CorrEmbed: Evaluating Pre-trained Model Image Similarity Efficacy with a Novel Metric
This work addresses a gap in evaluating pre-trained models for image similarity, offering a tool for researchers and practitioners in domains like fashion retail, though it is incremental as it builds on existing embedding methods.
The paper tackles the problem of evaluating pre-trained computer vision models for image similarity tasks by introducing CorrEmbed, a metric that correlates embedding distances with human-generated tag vectors, revealing a linear scaling relationship with ImageNet1k accuracy and identifying deviations to provide insights into feature capture.

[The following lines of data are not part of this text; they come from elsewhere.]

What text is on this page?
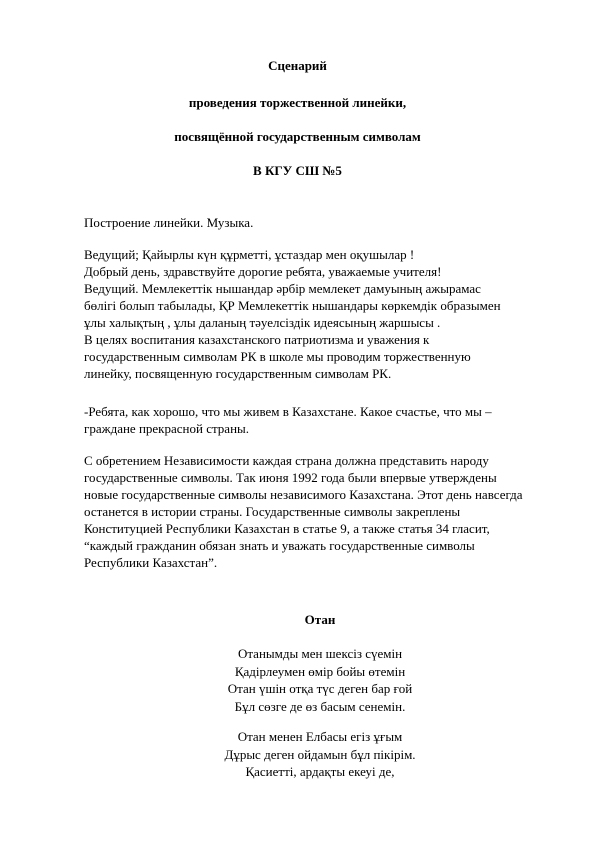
Сценарий
проведения торжественной линейки,
посвящённой государственным символам
В КГУ СШ №5
Построение линейки. Музыка.
Ведущий; Қайырлы күн құрметті, ұстаздар мен оқушылар !
Добрый день, здравствуйте дорогие ребята, уважаемые учителя!
Ведущий. Мемлекеттік нышандар әрбір мемлекет дамуының ажырамас
бөлігі болып табылады, ҚР Мемлекеттік нышандары көркемдік образымен
ұлы халықтың , ұлы даланың тәуелсіздік идеясының жаршысы .
В целях воспитания казахстанского патриотизма и уважения к
государственным символам РК в школе мы проводим торжественную
линейку, посвященную государственным символам РК.
-Ребята, как хорошо, что мы живем в Казахстане. Какое счастье, что мы –
граждане прекрасной страны.
С обретением Независимости каждая страна должна представить народу
государственные символы. Так июня 1992 года были впервые утверждены
новые государственные символы независимого Казахстана. Этот день навсегда
останется в истории страны. Государственные символы закреплены
Конституцией Республики Казахстан в статье 9, а также статья 34 гласит,
“каждый гражданин обязан знать и уважать государственные символы
Республики Казахстан”.
Отан
Отанымды мен шексіз сүемін
Қадірлеумен өмір бойы өтемін
Отан үшін отқа түс деген бар ғой
Бұл сөзге де өз басым сенемін.
Отан менен Елбасы егіз ұғым
Дұрыс деген ойдамын бұл пікірім.
Қасиетті, ардақты екеуі де,
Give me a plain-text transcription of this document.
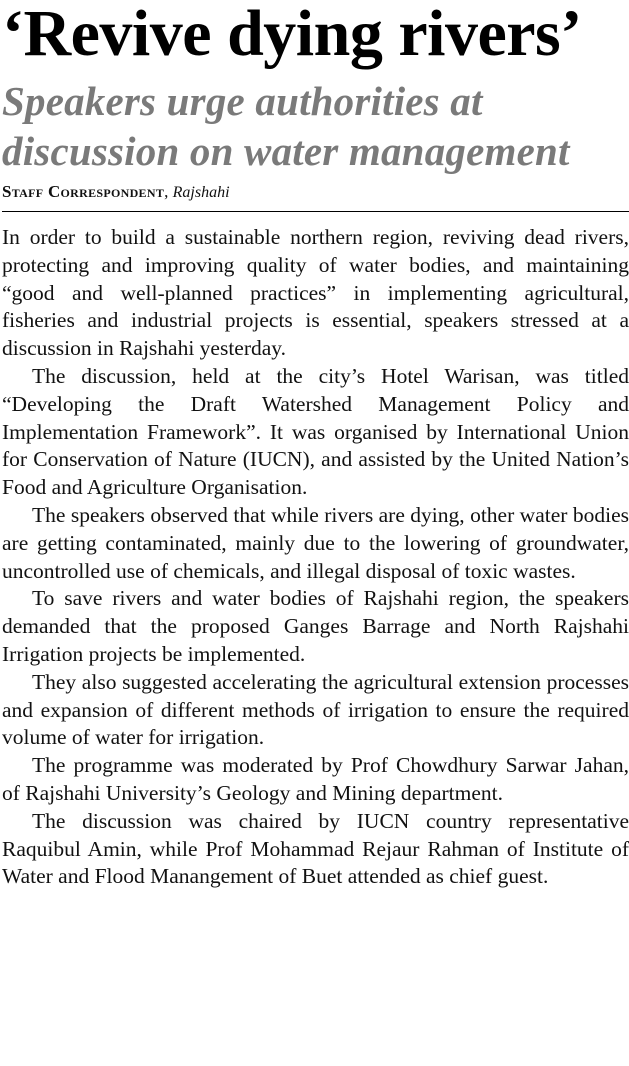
‘Revive dying rivers’
Speakers urge authorities at
discussion on water management
Staff Correspondent, Rajshahi

In order to build a sustainable northern region, reviving dead rivers, protecting and improving quality of water bodies, and maintaining “good and well-planned practices” in implementing agricultural, fisheries and industrial projects is essential, speakers stressed at a discussion in Rajshahi yesterday.

The discussion, held at the city’s Hotel Warisan, was titled “Developing the Draft Watershed Management Policy and Implementation Framework”. It was organised by International Union for Conservation of Nature (IUCN), and assisted by the United Nation’s Food and Agriculture Organisation.

The speakers observed that while rivers are dying, other water bodies are getting contaminated, mainly due to the lowering of groundwater, uncontrolled use of chemicals, and illegal disposal of toxic wastes.

To save rivers and water bodies of Rajshahi region, the speakers demanded that the proposed Ganges Barrage and North Rajshahi Irrigation projects be implemented.

They also suggested accelerating the agricultural extension processes and expansion of different methods of irrigation to ensure the required volume of water for irrigation.

The programme was moderated by Prof Chowdhury Sarwar Jahan, of Rajshahi University’s Geology and Mining department.

The discussion was chaired by IUCN country representative Raquibul Amin, while Prof Mohammad Rejaur Rahman of Institute of Water and Flood Manangement of Buet attended as chief guest.
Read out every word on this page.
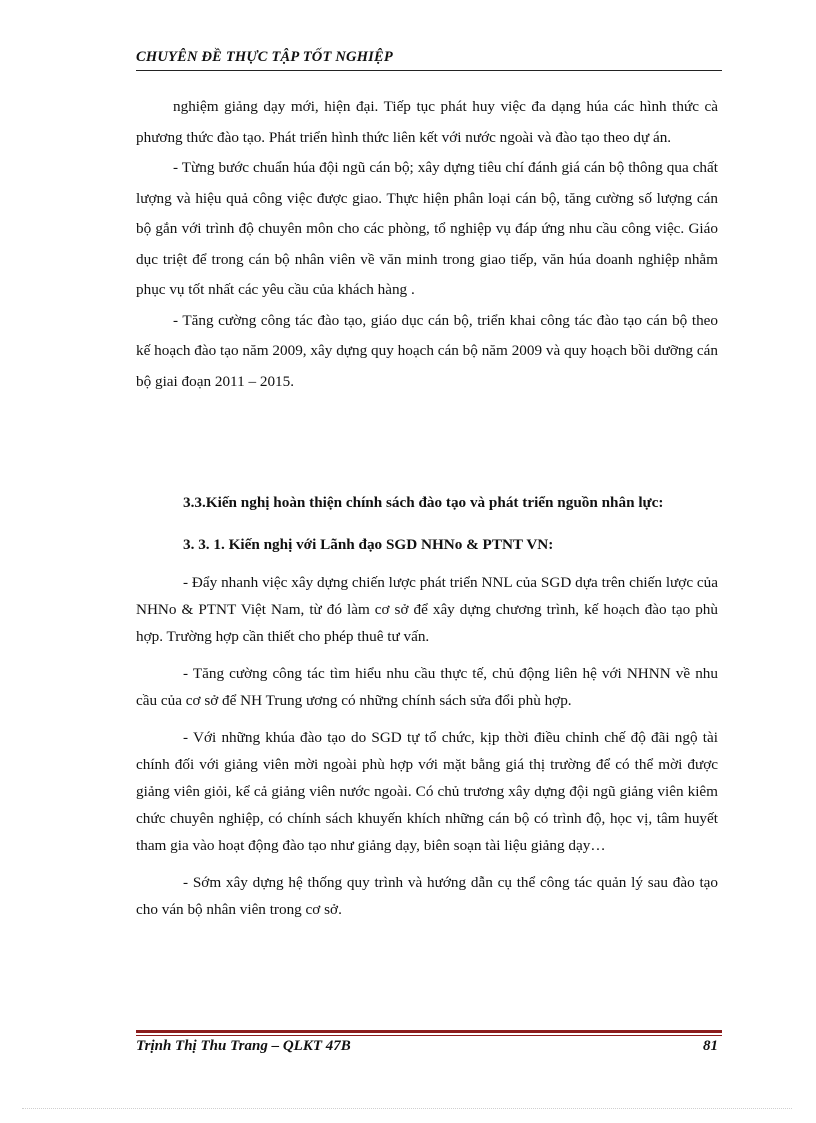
CHUYÊN ĐỀ THỰC TẬP TỐT NGHIỆP

nghiệm giảng dạy mới, hiện đại. Tiếp tục phát huy việc đa dạng húa các hình thức cà phương thức đào tạo. Phát triển hình thức liên kết với nước ngoài và đào tạo theo dự án.

- Từng bước chuẩn húa đội ngũ cán bộ; xây dựng tiêu chí đánh giá cán bộ thông qua chất lượng và hiệu quả công việc được giao. Thực hiện phân loại cán bộ, tăng cường số lượng cán bộ gắn với trình độ chuyên môn cho các phòng, tổ nghiệp vụ đáp ứng nhu cầu công việc. Giáo dục triệt để trong cán bộ nhân viên về văn minh trong giao tiếp, văn húa doanh nghiệp nhằm phục vụ tốt nhất các yêu cầu của khách hàng .

- Tăng cường công tác đào tạo, giáo dục cán bộ, triển khai công tác đào tạo cán bộ theo kế hoạch đào tạo năm 2009, xây dựng quy hoạch cán bộ năm 2009 và quy hoạch bồi dưỡng cán bộ giai đoạn 2011 – 2015.

3.3.Kiến nghị hoàn thiện chính sách đào tạo và phát triển nguồn nhân lực:

3. 3. 1. Kiến nghị với Lãnh đạo SGD NHNo & PTNT VN:

- Đẩy nhanh việc xây dựng chiến lược phát triển NNL của SGD dựa trên chiến lược của NHNo & PTNT Việt Nam, từ đó làm cơ sở để xây dựng chương trình, kế hoạch đào tạo phù hợp. Trường hợp cần thiết cho phép thuê tư vấn.

- Tăng cường công tác tìm hiểu nhu cầu thực tế, chủ động liên hệ với NHNN về nhu cầu của cơ sở để NH Trung ương có những chính sách sửa đổi phù hợp.

- Với những khúa đào tạo do SGD tự tổ chức, kịp thời điều chỉnh chế độ đãi ngộ tài chính đối với giảng viên mời ngoài phù hợp với mặt bằng giá thị trường để có thể mời được giảng viên giỏi, kể cả giảng viên nước ngoài. Có chủ trương xây dựng đội ngũ giảng viên kiêm chức chuyên nghiệp, có chính sách khuyến khích những cán bộ có trình độ, học vị, tâm huyết tham gia vào hoạt động đào tạo như giảng dạy, biên soạn tài liệu giảng dạy…

- Sớm xây dựng hệ thống quy trình và hướng dẫn cụ thể công tác quản lý sau đào tạo cho ván bộ nhân viên trong cơ sở.

Trịnh Thị Thu Trang – QLKT 47B	81
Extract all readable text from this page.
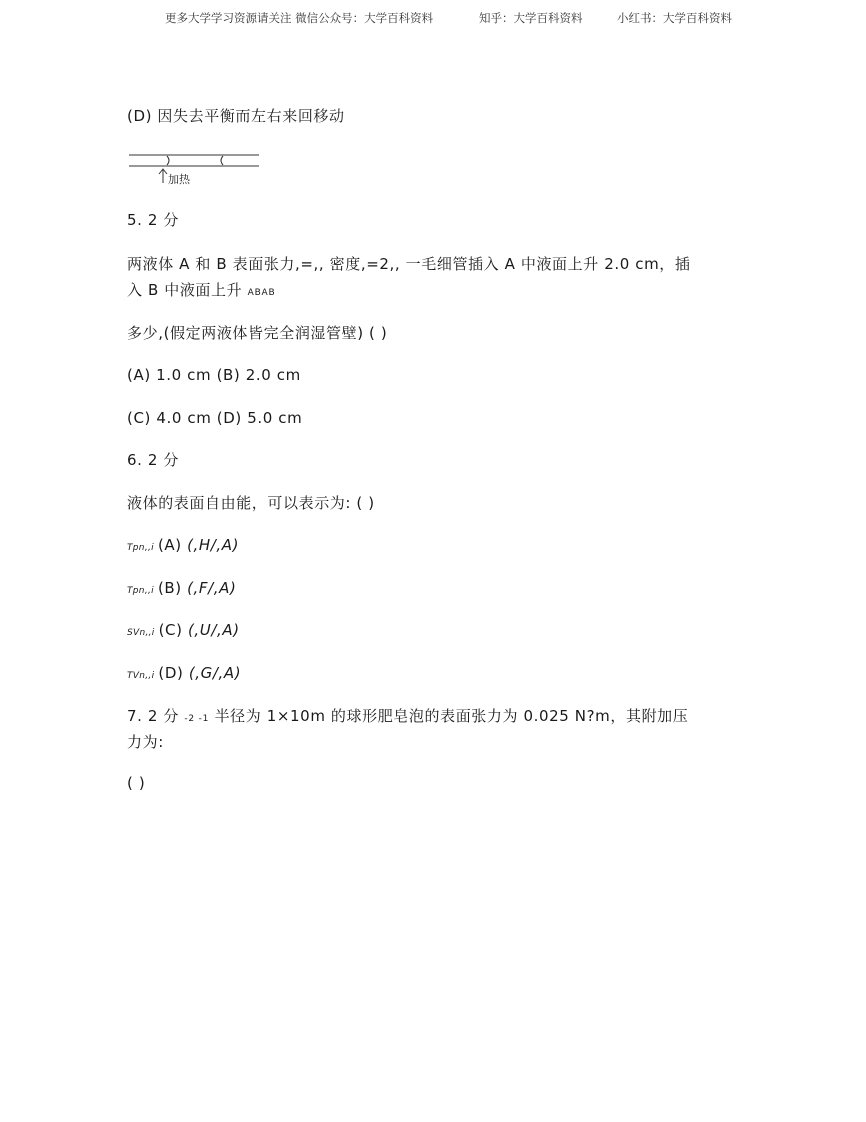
更多大学学习资源请关注 微信公众号：大学百科资料	知乎：大学百科资料	小红书：大学百科资料
(D) 因失去平衡而左右来回移动
加热
5. 2 分
两液体 A 和 B 表面张力,=,, 密度,=2,, 一毛细管插入 A 中液面上升 2.0 cm，插
入 B 中液面上升 ABAB
多少,(假定两液体皆完全润湿管壁) ( )
(A) 1.0 cm (B) 2.0 cm
(C) 4.0 cm (D) 5.0 cm
6. 2 分
液体的表面自由能，可以表示为: ( )
Tpn,,i (A) (,H/,A)
Tpn,,i (B) (,F/,A)
SVn,,i (C) (,U/,A)
TVn,,i (D) (,G/,A)
7. 2 分 -2 -1 半径为 1×10m 的球形肥皂泡的表面张力为 0.025 N?m，其附加压
力为:
( )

Detecting visually similar images is a particularly useful attribute to look to when calculating product recommendations. Embedding similarity, which utilizes pre-trained computer vision models to extract high-level image features, has demonstrated remarkable efficacy in identifying images with similar compositions. However, there is a lack of methods for evaluating the embeddings generated by these models, as conventional loss and performance metrics do not adequately capture their performance in image similarity search tasks. In this paper, we evaluate the viability of the image embeddings from numerous pre-trained computer vision models using a novel approach named CorrEmbed. Our approach computes the correlation between distances in image embeddings and distances in human-generated tag vectors. We extensively evaluate numerous pre-trained Torchvision models using this metric, revealing an intuitive relationship of linear scaling between ImageNet1k accuracy scores and tag-correlation scores. Importantly, our method also identifies deviations from this pattern, providing insights into how different models capture high-level image features. By offering a robust performance evaluation of these pre-trained models, CorrEmbed serves as a valuable tool for researchers and practitioners seeking to develop effective, data-driven approaches to similar item recommendations in fashion retail.